Hi,
I have just finished a 4-day training of the T5 model, and I would like to test how it performs. However, all the tests I have conducted so far have yielded unsatisfactory results. Could someone please tell me whether the issue lies with the testing scripts or with the model itself? I trained the model following the tutorial available here (https://github.com/huggingface/transformers/blob/main/examples/flax/language-modeling/run_t5_mlm_flax.py), and I ran the script using the following command:
python3 prepare_tokenizer.py
python3 run_t5_mlm_flax.py --output_dir="./result" --model_type="t5" --config_name="./t5_test" --tokenizer_name="./t5_test" --dataset_name="Lipa1919/wikidumps-oscar-pl" --dataset_config_name="" --max_seq_length="512" --per_device_train_batch_size="32" --per_device_eval_batch_size="32" --adafactor --learning_rate="0.005" --weight_decay="0.001" --warmup_steps="2000" --overwrite_output_dir --logging_steps="1000" --save_steps="10000" --eval_steps="100000" --push_to_hub="True" --hub_model_id="Lipa1919/PolishT5-wikioscar" --hub_token="<mytoken>" --do_train="True"
And here my testing scripts:
from transformers import FlaxT5ForConditionalGeneration, T5TokenizerFast
model = FlaxT5ForConditionalGeneration.from_pretrained('Lipa1919/PolishT5-wikidumps')
tokenizer = T5TokenizerFast.from_pretrained('Lipa1919/PolishT5-wikidumps')
print(tokenizer.__class__.__name__)
texts = ["testowanie modelu po treningu", "zdanie dla modelu"]
inputs = tokenizer(texts, truncation=True, padding=True, return_tensors="jax")
outputs = model.generate(**inputs)
decoded_texts = [tokenizer.decode(sequence, skip_special_tokens=True) for sequence in outputs.sequences]

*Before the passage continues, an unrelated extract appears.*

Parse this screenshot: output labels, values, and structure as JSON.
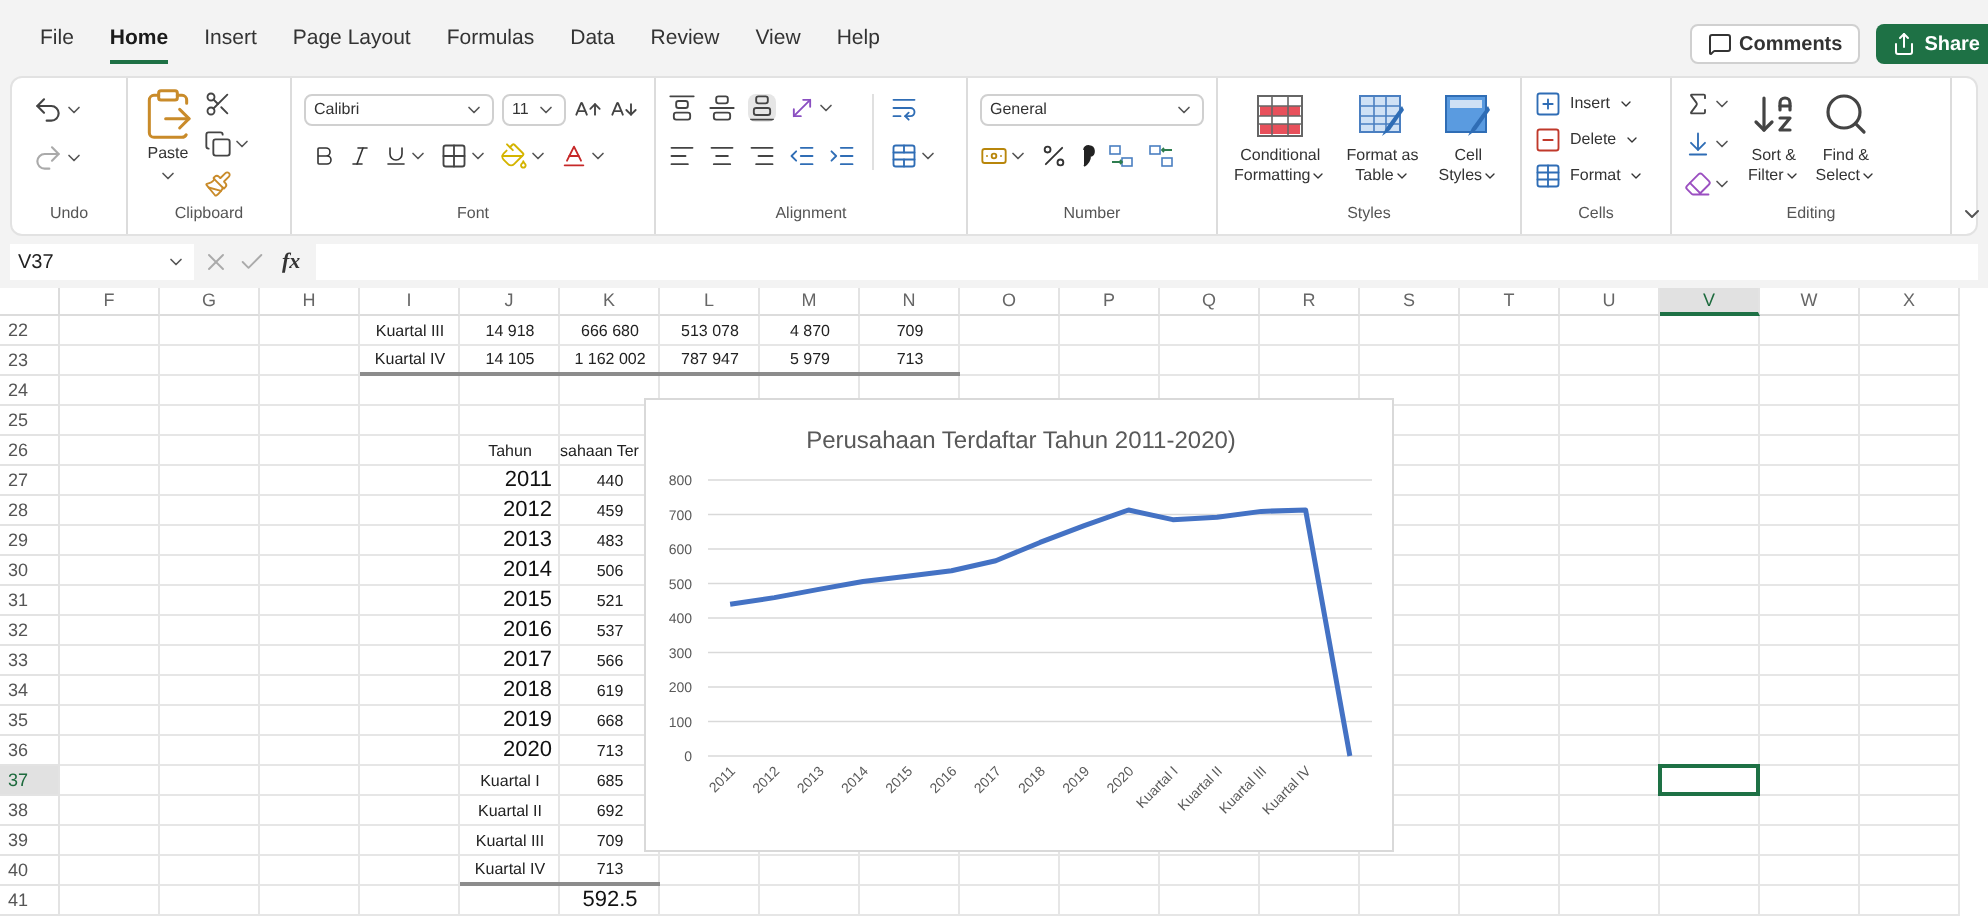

for text, decoded_text in zip(texts, decoded_texts):
print(f"Tekst: {text}")
print(f"Przewidziany tekst: {decoded_text}")
print()
from transformers import FlaxT5ForConditionalGeneration, T5TokenizerFast
import jax.numpy as jnp
model = FlaxT5ForConditionalGeneration.from_pretrained("Lipa1919/PolishT5-wikioscar")
tokenizer = T5TokenizerFast.from_pretrained("Lipa1919/PolishT5-wikioscar")

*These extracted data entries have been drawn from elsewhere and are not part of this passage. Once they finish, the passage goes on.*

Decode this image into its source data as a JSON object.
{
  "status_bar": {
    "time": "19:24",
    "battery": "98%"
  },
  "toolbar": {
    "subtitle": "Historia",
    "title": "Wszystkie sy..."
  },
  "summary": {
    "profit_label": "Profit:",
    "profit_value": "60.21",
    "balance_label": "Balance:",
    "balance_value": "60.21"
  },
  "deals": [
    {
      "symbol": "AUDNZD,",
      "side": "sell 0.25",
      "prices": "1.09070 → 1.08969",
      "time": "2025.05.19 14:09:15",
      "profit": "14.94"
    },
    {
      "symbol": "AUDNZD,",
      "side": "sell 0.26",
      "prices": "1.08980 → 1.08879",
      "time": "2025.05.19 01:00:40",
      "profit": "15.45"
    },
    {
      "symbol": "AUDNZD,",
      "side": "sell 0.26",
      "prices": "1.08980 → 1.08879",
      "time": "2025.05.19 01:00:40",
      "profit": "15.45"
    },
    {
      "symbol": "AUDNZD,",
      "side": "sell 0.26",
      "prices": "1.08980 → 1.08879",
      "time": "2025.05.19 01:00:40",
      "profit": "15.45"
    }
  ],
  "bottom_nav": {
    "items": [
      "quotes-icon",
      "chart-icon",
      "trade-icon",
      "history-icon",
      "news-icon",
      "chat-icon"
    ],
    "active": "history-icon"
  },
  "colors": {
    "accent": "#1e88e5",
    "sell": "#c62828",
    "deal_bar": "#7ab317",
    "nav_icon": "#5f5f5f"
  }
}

sentence = "zdanie dla modelu"
inputs = tokenizer(sentence, return_tensors="jax")
inputs = tokenizer.encode(sentence, return_tensors='jax')
outputs = model.generate(inputs, max_length=40, num_beams=4, early_stopping=True)
# sequences attribute in the FlaxBeamSearchOutput object contains the generated token ids
decoded = tokenizer.decode(outputs.sequences[1].tolist())
print(decoded)
Thank you in advance for your assistance.
For anyone interested, the model and tokenizer are available on my public repository Lipa1919.